Some days, hibernation seems like a really smart idea. Or if not a smart idea, at least a tempting one. This time of year it is easy for me to feel out of sync. As the natural world slows down around us, our pace as a society seems to be accelerating toward an explosive finish as we prep for holidays and the end of the year. Business and personal pressures alike propel us forward, while every fiber in our bodies is screaming at us to get cuddled up by a fireplace somewhere and just SIT.
I am learning to slow down. Not perfectly, certainly not effortlessly, but I am slowing, slowly.
This goes against every ounce of conditioning I have internalized over several decades of life. I have truly believed – and still subconsciously do most of the time – that relentless hard work is the best predictor of success. I believed punishing myself with grueling hours and high stress to not only be effective, but also noble. I scoffed at the “work smarter not harder” crowd, thinking they were looking for the shortcut like every other slacker (I do still find this phrase problematic, but for different reasons – more on that another time, maybe).
It has taken much active effort on my part to make a dent in this conditioning. The change in perspective that is prompting me to slow down requires faith. I don’t mean “faith” in any religious or even necessarily spiritual sense, but rather faith in myself. Faith in the mission. Faith in perfect timing that cannot be forced.

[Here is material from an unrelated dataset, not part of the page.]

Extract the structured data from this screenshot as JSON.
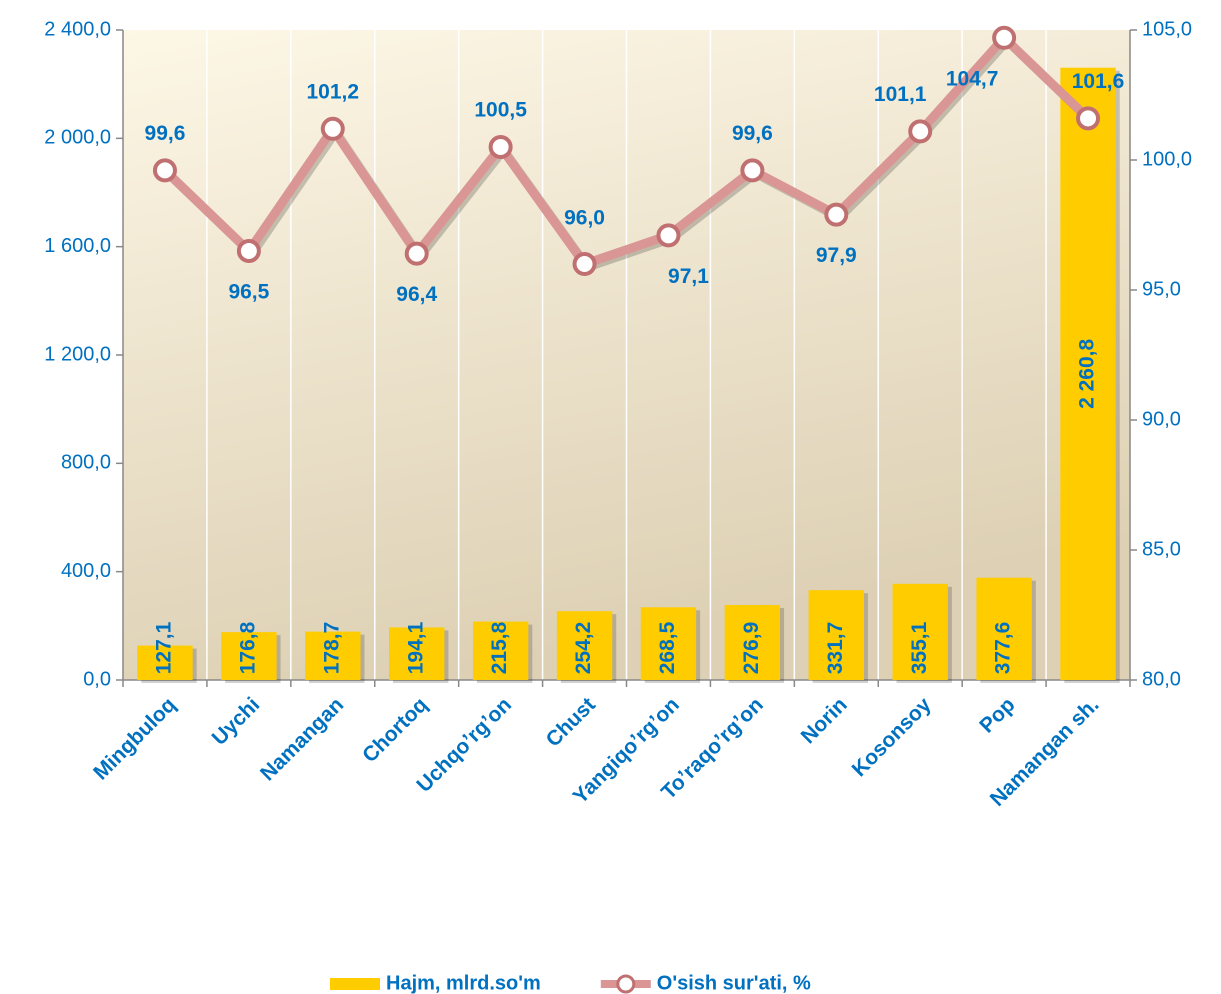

My personal growth has been intense over the past ten years. I have had to become very comfortable with changing my ideas, opinions, and approaches in the face of new information that presents itself. I now consider this ability to admit “I was wrong, but now know better,” or even better “I don’t have enough information to have a fully formed opinion yet, please enlighten me,” to be a differentiator for me as a leader, and (I hope) the foundation for my ability to demonstrate compassionate leadership.
For many reasons, I was wrong about the effectiveness of punishing myself with relentless “hard” work. But now I know better. And I will do better. As the world continues to scream at us to do more, consume more, make it faster, say it louder, I will keep the pace slow and steady. I will continue to do the quiet work that we know is most needed. And don’t get me wrong, the work itself can be hard much of the time. But working to solve something difficult is very different than driving yourself into the ground in the name of hard work. It is a privilege to do work that is so deeply meaningful, that has such potential to make a real impact. I do not want to squander this privilege by burning out.
This season, I intend to hibernate. My plan looks different than the “Sleepytime Tea bear” image that comes to mind. I will hibernate by giving my body extra rest when it needs it and warm, nourishing food for comfort and fuel. I will hibernate by not overloading my schedule with meetings, or working late into the night after my children are asleep (at least not most nights). I will make time for yoga nidra and meditation and the quieter activities that not only make me feel my best (mentally, physically, emotionally) but also help me perform better when I am working hard.
I will lean into the visceral relief that I feel when I hear the phrase “rest is productive.”
I will remind myself that to survive the winter, even trees must fall asleep. They are still alive, but they conserve resources and allocate energy only to the most important functions. My hibernation this year will include incredible focus, obsessive prioritization, and maybe some extra cups of tea and cuddles with my family. Like the trees and the bears and the hedgehogs and the bumblebees, I will let myself slow down, I will embrace the season, I will have faith that nature knows best.